Staatsanwalt: "Verluste in Leintuchgesellschaften versteckt"
2008 traf die Wirtschaftskrise das Finanzkonglomerat, die Kurse rasselten in den Boden. Die riesigen Verluste, die dabei entstanden, sind noch nicht Thema bei Gericht. In diesem ersten Prozess wird ein "Nebenschauplatz" beleuchtet. Freilich auch ein millionenschwerer, bei dem laut Staatsanwalt die Bosse verdienten, die Verluste wurden in sogenannten "Leintuchgesellschaften" versteckt.

Ermöglicht wurde dies, so Sackmann, durch die speziellen Verträge. Petrikovics und Norbert Gertner waren zwar Vorstände der Immofinanz und Immoeast, bezogen aber Salär und Boni von der Bank: "Das heißt, sie verdienten, wenn die Bank fette Gewinne machte." Weil aber laut Staatsanwalt "das Geld nicht auf Bäumen wächst", muss es in diesem Konglomerat "korrespondierende Schäden" geben. 

Und er will Folgendes "unter 280.000 Gigabyte Daten, die ja nicht hübsch geordnet und beschriftet in Aktenbänden dastanden", herausgefunden haben: 

  • Petrikovics und Co hätten unter dem Tageskurs Immoeast-Aktien bezogen. 
  • Sie hätten sich diese Deals von einer der Leintuchgesellschaften zum Tageskurs finanzieren lassen - mittels Scheinrechnungen ohne Leistung bzw. Kreditvergaben ohne Sicherheiten. 
  • Die Differenz sei der Gewinn für Petrikovics und Co. - und der Verlust für die Gesellschaft gewesen.
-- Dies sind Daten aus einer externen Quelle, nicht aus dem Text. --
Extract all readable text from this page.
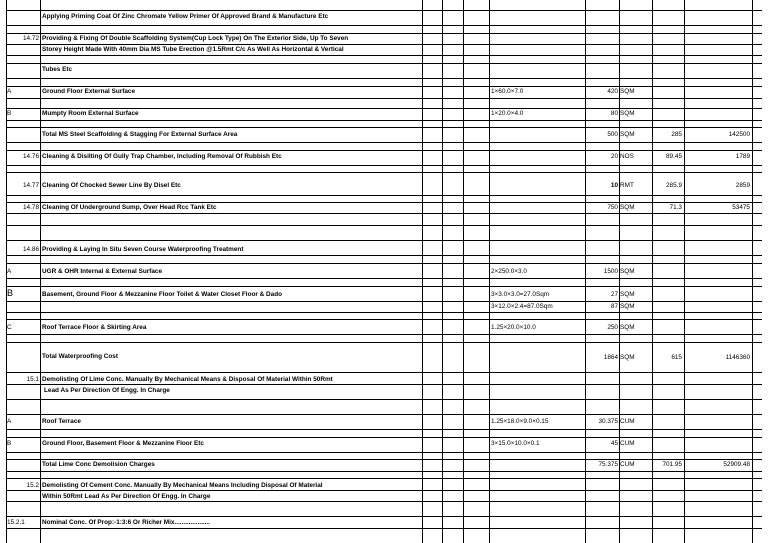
Applying Priming Coat Of Zinc Chromate Yellow Primer Of Approved Brand & Manufacture Etc
14.72 Providing & Fixing Of Double Scaffolding System(Cup Lock Type) On The Exterior Side, Up To Seven
Storey Height Made With 40mm Dia MS Tube Erection @1.5Rmt C/c As Well As Horizontal & Vertical
Tubes Etc
A	Ground Floor External Surface	1×60.0×7.0	420 SQM
B	Mumpty Room External Surface	1×20.0×4.0	80 SQM
Total MS Steel Scaffolding & Stagging For External Surface Area	500 SQM	285	142500
14.76 Cleaning & Disilting Of Gully Trap Chamber, Including Removal Of Rubbish Etc	20 NOS	89.45	1789
14.77 Cleaning Of Chocked Sewer Line By Disel Etc	10 RMT	285.9	2859
14.78 Cleaning Of Underground Sump, Over Head Rcc Tank Etc	750 SQM	71.3	53475
14.86 Providing & Laying In Situ Seven Course Waterproofing Treatment
A	UGR & OHR Internal & External Surface	2×250.0×3.0	1500 SQM
B	Basement, Ground Floor & Mezzanine Floor Toilet & Water Closet Floor & Dado	3×3.0×3.0=27.0Sqm	27 SQM
3×12.0×2.4=87.0Sqm	87 SQM
C	Roof Terrace Floor & Skirting Area	1.25×20.0×10.0	250 SQM
Total Waterproofing Cost	1864 SQM	615	1146360
15.1 Demolisting Of Lime Conc. Manually By Mechanical Means & Disposal Of Material Within 50Rmt
Lead As Per Direction Of Engg. In Charge
A	Roof Terrace	1.25×18.0×9.0×0.15	30.375 CUM
B	Ground Floor, Basement Floor & Mezzanine Floor Etc	3×15.0×10.0×0.1	45 CUM
Total Lime Conc Demolision Charges	75.375 CUM	701.95	52909.48
15.2 Demolisting Of Cement Conc. Manually By Mechanical Means Including Disposal Of Material
Within 50Rmt Lead As Per Direction Of Engg. In Charge
15.2.1	Nominal Conc. Of Prop:-1:3:6 Or Richer Mix....................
Laut Staatsanwalt war das den Angeklagten noch nicht genug: Man schob einen angeblichen Kunden vor, der die Zeichnungsfrist versäumt habe und Aktien zum Ausgabekurs erhalten sollte. Für diesen Deal setzte man den nun ebenfalls angeklagten Treuhänder Ernst Hable ein. Dieser soll, wieder über eine der "Leintuchgesellschaften", Aktien zu einem geringeren als den tagesaktuellen Kurs bezogen haben. Sackmann: "Damit schreibt die Gesellschaft in der Sekunde Verluste, kaum dass die Tinte auf den Verträgen trocken ist."

Verteidiger: "Gutachter ist befangen"
Die Verteidiger schießen dann scharf zurück. Georg Zanger, Verteidiger des mitangeklagten Ex-Constantia-Aufsichtsratschefs Helmut Schwager, sagt: "Der Gutachter ist befangen, er war zwei Jahre für den Staatsanwalt tätig und ist nun auch Sachverständiger im Prozess. Dies ist unvereinbar."

Und Petrikovics-Anwalt Otto Dietrich will festgestellt haben, dass sich "der Staatsanwalt um 40 Millionen Euro verrechnet hat". Er habe bei Aktienankäufen Stückzahlen mit Euro verwechselt, unter dieser Prämisse sehe die finanzielle Bilanz ganz anders aus: "Es gab ein Rechtsformchaos, aber keinen Missbrauch der Befugnisse. Und geschädigt wurde auch niemand." Zudem seien der Verteidigung entlastende Beweismittel vorenthalten worden. 

Der Prozess wird am Mittwoch fortgesetzt.